Second-grade Loveland student reportedly suspended for imaginary weapon
posted by: Guest Blogger
A 7-year-old Mary Blair Elementary School student says he’s confused about getting in trouble for trying to save the world from evil, though Thompson School District officials contend that the boy broke one of the school’s “absolutes.”
Parent Mandie Watkins said Mary Blair principal Valerie Lara-Black called her Friday afternoon to inform her that her second-grade son, Alex, had been suspended for throwing an imaginary grenade during recess on the playground.
Alex did not have anything in his hand at the time and made no threats toward other people, Watkins reportedly was told.
Watkins said Alex’s story matched up with the principal’s account: He threw the pretend grenade at an imaginary box that had something evil inside.
He was going to save the earth this way, and when he threw the grenade he pretended that the box exploded, in apparent success.
“He is very confused,” Watkins told the Reporter-Herald on Tuesday. “I’m confused as well, so it makes it hard for me to enforce these rules when I don’t even understand them.”
The rules are laid out by Mary Blair Elementary School in a list of “absolutes” that are posted on the school’s website and are aimed at making Mary Blair a safe environment.
Included in those absolutes are no physical abuse or fighting – real or play – and the no-weapons absolute also covers real or play weapons.

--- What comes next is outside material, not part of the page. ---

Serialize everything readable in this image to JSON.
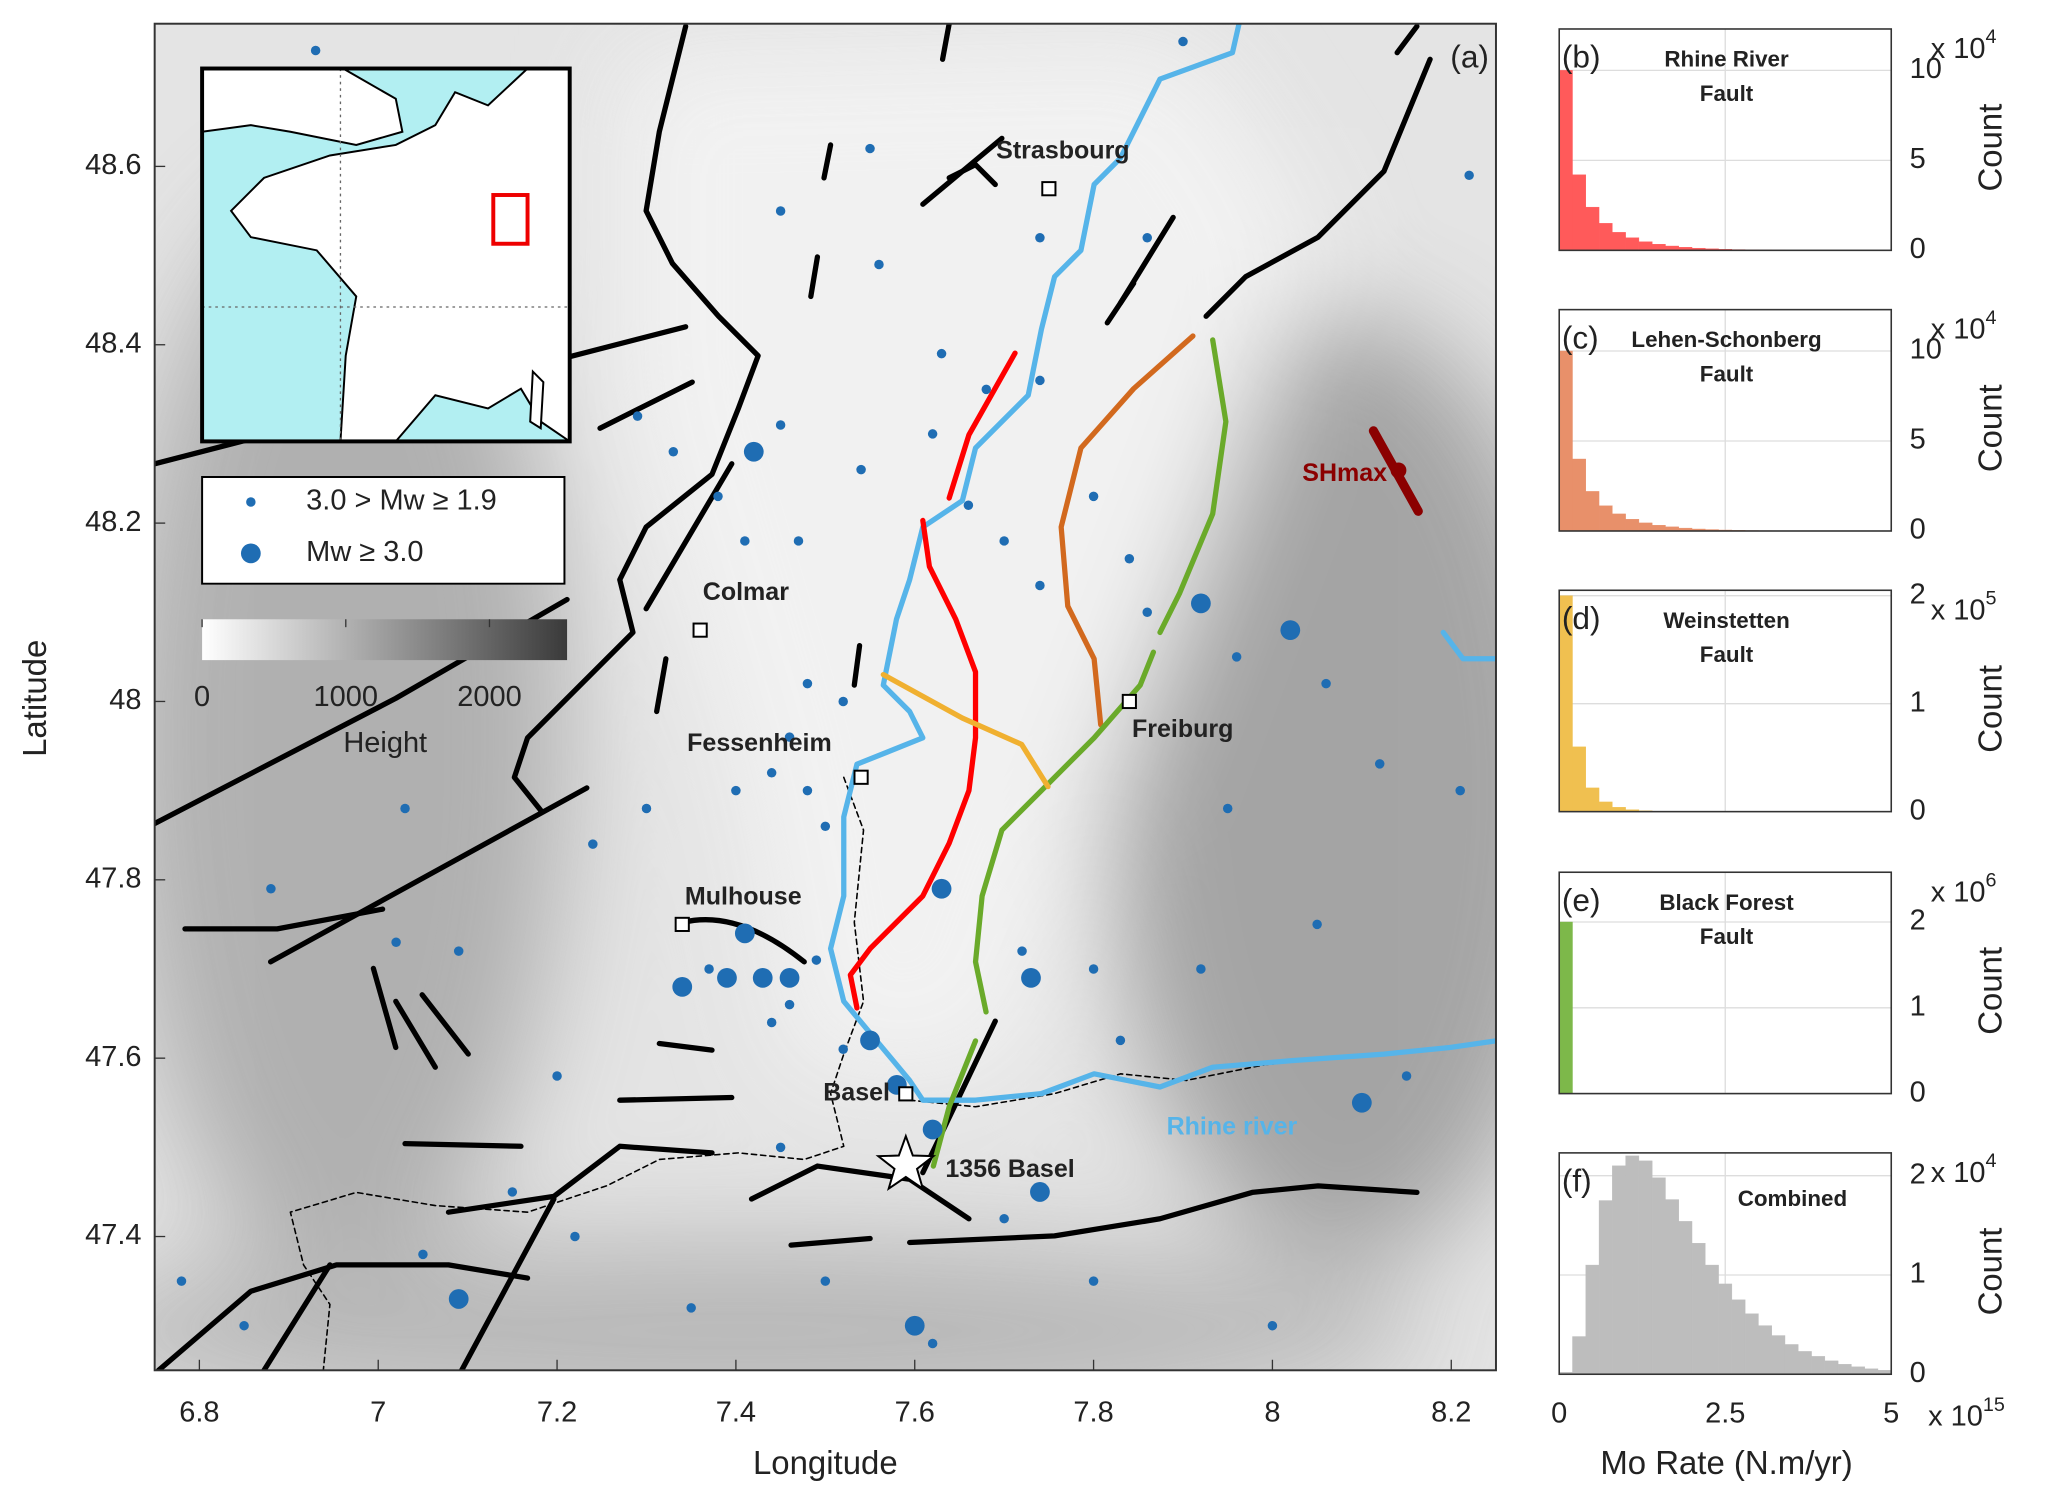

District policy does not prohibit imaginary weapons, but Superintendent Stan Scheer said individual schools are permitted to add enhancements to the general student code of conduct.
“It fell under that set of local policy they have in the building, and it was shared with all parents in the community at the beginning of the year,” Scheer said.
The district does not discuss disciplinary issues, but Scheer said there’s more to the story than he was able to comment on.
“There’s a whole student side that we just don’t talk about,” he said. “It’s a bit one-sided with the parent’s point of view.”
Watkins said her son has been in trouble one other time at the school, for accessing other students’ reading accounts on the computer, but she has not been informed of him making threats or acting violent.
According to Mary Blair’s absolutes procedure, a student is allowed two non-severe, non-suspension occurrences, and a third occurrence leads to a formal suspension. Every absolute that is broken following the first suspension automatically results in a suspension.
Watkins has a meeting Wednesday with Lara-Black and Paul Bankes, director of elementary education. She’s hoping to get the suspension lifted and would also like the rule itself to be revised.
“They need to have rules that are clear-cut, easy to understand and realistic for this age group,” Watkins said.